By Kevin Gray
We owe London to Rome and, in a way, Statistics to Monaco. Quite a few of our earliest statisticians were mathematicians with a interest in games of chance and, in jest, I have even described myself as a professional gambler. (Attention wanders quickly, though, when I begin to describe what I really do…)
Some of you may have heard of MCMC – Markov Chain Monte Carlo – which is used extensively in Bayesian Statistics. There is actually a thick volume entirely devoted to that subject entitled Handbook of Markov Chain Monte Carlo (Brooks et al.). I won’t get into Bayesian methods in this post but Professor Andrew Gelman gives a nice overview on his blog in Bayesian statistics: What’s it all about?
So what are Monte Carlo studies? Though we may sometimes feel we’re drowning in data, truth be told, we frequently don’t have the data we need for specific purposes. This holds for university professors as well. Collecting and assembling new data takes time and money and the new data are not guaranteed to suit our objectives.

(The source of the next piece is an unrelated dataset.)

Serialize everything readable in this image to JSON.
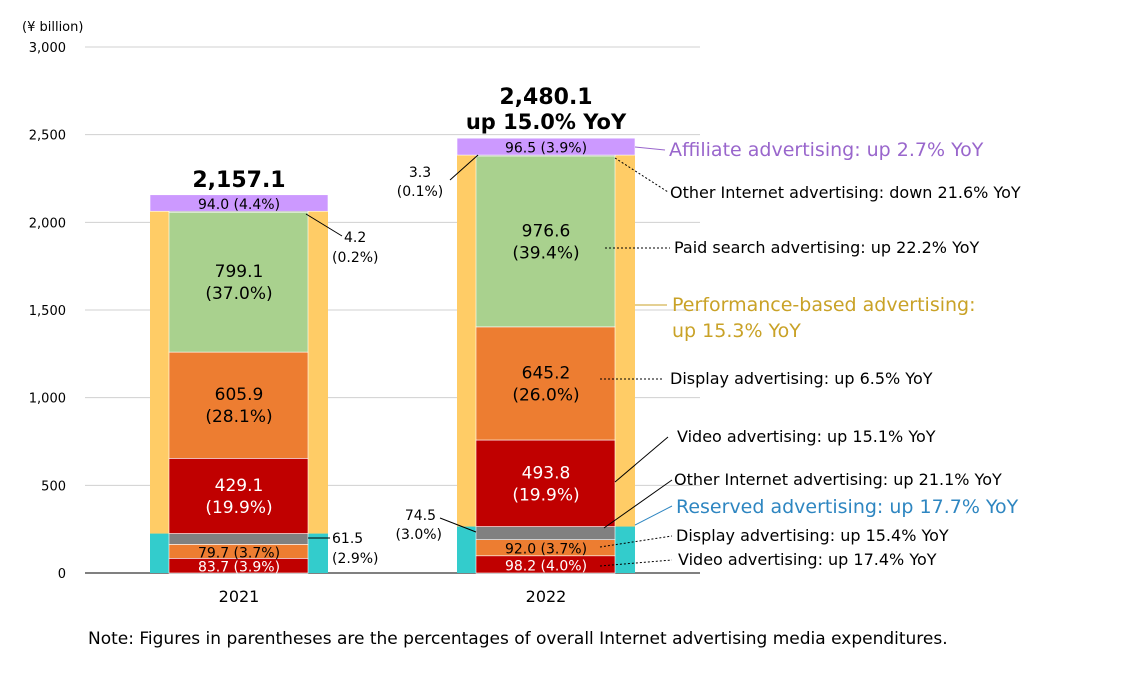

Say a statistician would like to evaluate a new (or existing) statistical procedure, machine learning algorithm or fit index. A single sample of real data will rarely be enough. Moreover, it would only be a sample and by definition subject to sampling error. What if, instead, we could create our own population and “sample” from it? Since we have designed the population ourselves, we know the answer in advance.
With today’s computers it’s easy to simulate thousands or even hundreds of thousands of samples of based on hypothetical populations (which are often inspired by real data). Importantly, it’s possible tweak these imaginary populations to see how well the new algorithm (or whatever) holds up under various experimental combinations of sample size, skewness, kurtosis, collinearity and what have you. Knowing the truth – because we’ve created it – allows us to accurately assess the algorithm’s performance and also compare it against alternatives.
Academic publications such as the Journal of the American Statistical Association and Structural Equation Modeling describe the results of Monte Carlo studies in every issue. One of my key takeaways is that many “classical” statistical methods are quite robust to violations of their assumptions and are nowhere near as fragile as often feared or claimed. Some do fall down badly, however, when they’d been expected to perform well. This holds for newer methods too. Applied statisticians like me need to keep our eyes peeled for new guidelines from the academic community. Not as exactly like watching MythBusters, but part of the job. We also occasionally perform Monte Carlo simulations to estimate the sample size required for statistical modeling we’re contemplating.
Monte Carlo simulations are also conducted by some political pollsters and analysts. A few of you might also associate the term with “Wall Street Quants.” I have a book on this latter, financial, application called Handbook in Monte Carlo Simulation (Brandimarte), and many others about this topic have been published in addition to hundreds of papers. Here, the basic idea is to generate a large number of forecasts based on an econometric model (or ensemble of models) under varying economic conditions or events that could plausibly occur.
Monte Carlo studies have made R&D for statistics and machine learning much easier and faster. Real data are still needed, but no longer do we have to rely on mathematical theory and wait years for empirical studies to tell us how a new technique stacks up against established methods or other new kids on the block.
I hope you’ve found this interesting and helpful!